Abnégation, abnégation, tout, dans ma vie, n’est qu’abnégation. Devant préparer le 150ème dîner, qui, selon une logique toute booléenne, doit apparaître après le 151ème, je me rends au château de Saran, demeure de réception du groupe Moët, pour mettre au point avec le chef Bernard Dance le menu du dîner. Je m’annonce à la porte électrique et lorsque je mets pied à terre, Bernard Dance, Romain le sommelier et Hélène, la maîtresse des lieux, sont là pour m’accueillir. Une coupe de Champagne Moët & Chandon 2002 effacerait un décalage horaire si mon voyage en avait un. Comme ce n’est pas le cas, il montre surtout sa franchise et un épanouissement qu’il n’avait pas jusqu’alors. Ce champagne fait sens aujourd’hui, avec une richesse et une opulence que seul l’âge peut lui donner. Trois cuillers, de saumon, de foie gras et de concombre lui trouvent de belles vibrations.
Nous sommes trois dans la belle salle à manger, fleurie d’hortensias roses et bleus, Stanislas, Bernard Dance et moi. Le chef a conçu un menu qui ne doit pas préfigurer ce que nous ferons dans un mois, mais doit permettre de réfléchir. Le menu est : noix de Saint-Jacques à l’émulsion de pamplemousse / filet d’agneau en croûte de tapenade d’olive et petits légumes / plateau de fromages / éclair macaron ganache Tagada sauce menthe.

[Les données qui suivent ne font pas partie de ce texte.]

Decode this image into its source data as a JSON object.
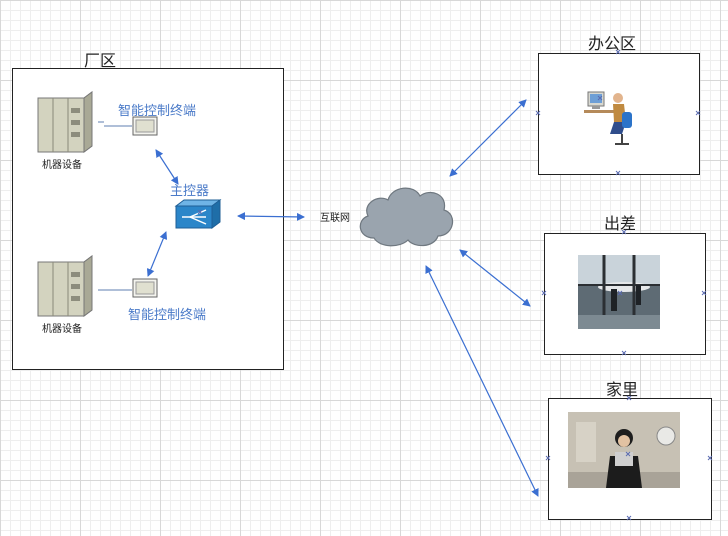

Le Champagne Moët & Chandon magnum 1985 a un nez spectaculairement beau. C’est une belle surprise. La bouche est belle, mais le nez de grande race domine. On sent du miel, des blés blonds dans ce vin. Bernard m’explique que l’émulsion de pamplemousse est dimensionnée pour un 2002. Il faudrait l’atténuer pour un 1985, mais je ne boude pas mon plaisir. Sur l’agneau, un Champagne Moët & Chandon rosé 1981 est très pertinent. Sa couleur est d’un rose intense, son nez est discret. En bouche le vin est très adapté au plat.
J’ai dans ma musette une arme de compétition. J’ai apporté une Côte Rôtie La Turque Guigal 1995. Ce vin légendaire est d’une richesse extrême, avec des évocations de fenouil et d’anis qui sont rafraîchissantes. Et l’on constate avec plaisir que le plat réagit aussi bien à la Côte Rôtie que j’ai trouvée plus discrète qu’elle ne pourrait qu’au champagne rosé délicat mais joyeux.
Sur des fromages très crémeux, la Turque et le rosé sont pertinents. La Turque dit au revoir lorsqu’arrive le dessert qui allume mille lanternes évocatrices de souvenirs d’enfance. La mâche du macaron est diabolique.
Pendant tout le repas, nous avons décliné les plats qui conviendraient aux vins du 150ème dîner. Le dialogue avec Bernard Dance est ouvert, fécond, car il comprend la prédominance des vins, et ne sent pas son art diminué par cette majeure. Nous avons bâti un repas de folie, qui va s’affiner dans les semaines à venir.
Nous passons au salon où le café se pousse avec un Cognac Paradis, antichambre d’une sieste bien méritée. Abnégation, je vous dis.